Question

The focal length of a convex lens is 18 cm and the size of the image is a quarter of the object. The object is situated at a distance of:

• A. \(90 \text{ cm}\)
• B. \(54 \text{ cm}\)
• C. \(22.5 \text{ cm}\)
• D. \(60 \text{ cm}\)

Hint:

When solving lens problems: 1. List knowns (\(f, u\) or \(v, m\)) with correct signs. 2. Use the lens formula \(\frac{1}{f} = \frac{1}{v} - \frac{1}{u}\) and magnification \(m = v/u\). If a problem's text and a given "correct" option lead to different physical outcomes (like different magnifications), it's important to note the inconsistency. For this problem, an object at \(54 \text{ cm}\) yields \(m=-1/2\), while \(m=-1/4\) (text) implies \(u=-90 \text{ cm}\).

Answer 1

The Correct Option is B

Concept: This problem involves the lens formula and magnification for a convex lens.
Lens Formula: \( \frac{1}{f} = \frac{1}{v} - \frac{1}{u} \)
Magnification Formula: \( m = \frac{v}{u} \) Where \(f\) is focal length, \(u\) is object distance, \(v\) is image distance, and \(m\) is magnification. Sign Convention for convex lens:
\(f\) is positive.
\(u\) is negative (object typically to the left).
\(v\) is positive for a real image.
\(m\) is negative for a real, inverted image.
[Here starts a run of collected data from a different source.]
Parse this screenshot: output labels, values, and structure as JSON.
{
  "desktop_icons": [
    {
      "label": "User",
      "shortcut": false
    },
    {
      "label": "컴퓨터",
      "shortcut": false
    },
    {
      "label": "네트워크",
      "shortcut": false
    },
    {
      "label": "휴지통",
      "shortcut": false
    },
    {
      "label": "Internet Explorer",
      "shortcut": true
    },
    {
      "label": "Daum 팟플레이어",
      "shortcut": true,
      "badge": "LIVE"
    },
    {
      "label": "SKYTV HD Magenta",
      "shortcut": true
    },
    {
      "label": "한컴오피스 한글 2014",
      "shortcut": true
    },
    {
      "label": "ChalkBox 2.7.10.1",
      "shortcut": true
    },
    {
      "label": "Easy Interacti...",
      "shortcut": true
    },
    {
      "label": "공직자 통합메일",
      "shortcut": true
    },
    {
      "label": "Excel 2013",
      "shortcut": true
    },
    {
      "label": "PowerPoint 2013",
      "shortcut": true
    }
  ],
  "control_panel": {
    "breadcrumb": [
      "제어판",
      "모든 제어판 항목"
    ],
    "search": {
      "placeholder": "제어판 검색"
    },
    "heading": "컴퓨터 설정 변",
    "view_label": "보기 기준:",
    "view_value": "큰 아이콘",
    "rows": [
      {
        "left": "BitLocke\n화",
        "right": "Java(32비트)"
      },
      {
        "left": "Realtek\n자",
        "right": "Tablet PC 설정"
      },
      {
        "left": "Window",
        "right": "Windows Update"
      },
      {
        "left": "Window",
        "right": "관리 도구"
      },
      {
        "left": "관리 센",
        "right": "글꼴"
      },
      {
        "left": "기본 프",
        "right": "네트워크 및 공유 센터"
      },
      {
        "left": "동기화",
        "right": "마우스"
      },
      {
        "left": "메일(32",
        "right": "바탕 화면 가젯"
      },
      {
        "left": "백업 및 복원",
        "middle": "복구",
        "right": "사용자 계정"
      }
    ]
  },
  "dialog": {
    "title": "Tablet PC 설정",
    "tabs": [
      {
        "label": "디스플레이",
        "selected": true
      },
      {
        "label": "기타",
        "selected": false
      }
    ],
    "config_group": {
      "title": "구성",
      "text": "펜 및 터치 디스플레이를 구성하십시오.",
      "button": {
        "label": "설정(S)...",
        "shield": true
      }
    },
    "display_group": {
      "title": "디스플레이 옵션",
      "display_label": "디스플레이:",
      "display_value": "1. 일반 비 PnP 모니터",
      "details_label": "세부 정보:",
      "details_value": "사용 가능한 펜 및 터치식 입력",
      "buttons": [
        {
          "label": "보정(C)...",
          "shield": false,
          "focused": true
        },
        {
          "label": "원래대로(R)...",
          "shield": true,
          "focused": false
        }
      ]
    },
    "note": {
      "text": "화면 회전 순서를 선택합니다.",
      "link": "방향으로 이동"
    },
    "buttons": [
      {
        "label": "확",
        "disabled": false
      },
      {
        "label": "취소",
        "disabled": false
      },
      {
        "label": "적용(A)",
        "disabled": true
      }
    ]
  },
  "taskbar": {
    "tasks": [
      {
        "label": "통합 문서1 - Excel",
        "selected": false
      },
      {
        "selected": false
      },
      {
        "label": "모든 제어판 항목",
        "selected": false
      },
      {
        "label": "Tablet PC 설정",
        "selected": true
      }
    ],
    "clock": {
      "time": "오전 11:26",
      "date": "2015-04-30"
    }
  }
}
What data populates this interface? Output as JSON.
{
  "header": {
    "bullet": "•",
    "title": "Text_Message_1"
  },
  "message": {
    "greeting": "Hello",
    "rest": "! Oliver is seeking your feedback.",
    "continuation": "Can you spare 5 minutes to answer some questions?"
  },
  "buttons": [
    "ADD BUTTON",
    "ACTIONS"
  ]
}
Step 1: Given information and selected option
Focal length, \(f = +18 \text{ cm}\).
The selected correct answer states the object distance is \(54 \text{ cm}\). So, we take \(u = -54 \text{ cm}\). The problem text also states: "the size of the image is a quarter of the object." For a convex lens, a diminished image implies it's real and inverted, so this would mean \(m = -1/4\). We will check this condition later. Step 2: Calculate image distance (\(v\)) using \(u = -54 \text{ cm}\) Using the lens formula: \[ \frac{1}{18} = \frac{1}{v} - \frac{1}{-54} \] \[ \frac{1}{18} = \frac{1}{v} + \frac{1}{54} \] \[ \frac{1}{v} = \frac{1}{18} - \frac{1}{54} \] To subtract, find a common denominator (54): \( \frac{1}{18} = \frac{3}{54} \). \[ \frac{1}{v} = \frac{3}{54} - \frac{1}{54} = \frac{2}{54} = \frac{1}{27} \] So, image distance \(v = +27 \text{ cm}\). The positive sign means the image is real. Step 3: Calculate magnification (\(m\)) for \(u = -54 \text{ cm}\) Using the magnification formula: \[ m = \frac{v}{u} = \frac{27 \text{ cm}}{-54 \text{ cm}} = -\frac{1}{2} \] Step 4: Interpretation of the result and comparison with problem statement The calculated magnification is \(m = -1/2\). This means the image is inverted (due to the negative sign) and its size is half the size of the object. However, the problem statement says, "the size of the image is a quarter of the object" (which implies \(m = -1/4\)). If we were to use \(m = -1/4\), then \(v = mu = (-1/4)u\). Substituting into the lens formula: \( \frac{1}{18} = \frac{1}{(-u/4)} - \frac{1}{u} = -\frac{4}{u} - \frac{1}{u} = -\frac{5}{u} \). This gives \(u = -5 \times 18 = -90 \text{ cm}\). This shows a discrepancy: if the object distance is \(54 \text{ cm}\) (Option 2), the image is half the object's size. If the image is a quarter of the object's size (as per text), the object distance should be \(90 \text{ cm}\) (Option 1). Conclusion based on selected option: Assuming Option (2) \(54 \text{ cm}\) is the intended answer for the object distance, the resulting magnification is \(m = -1/2\).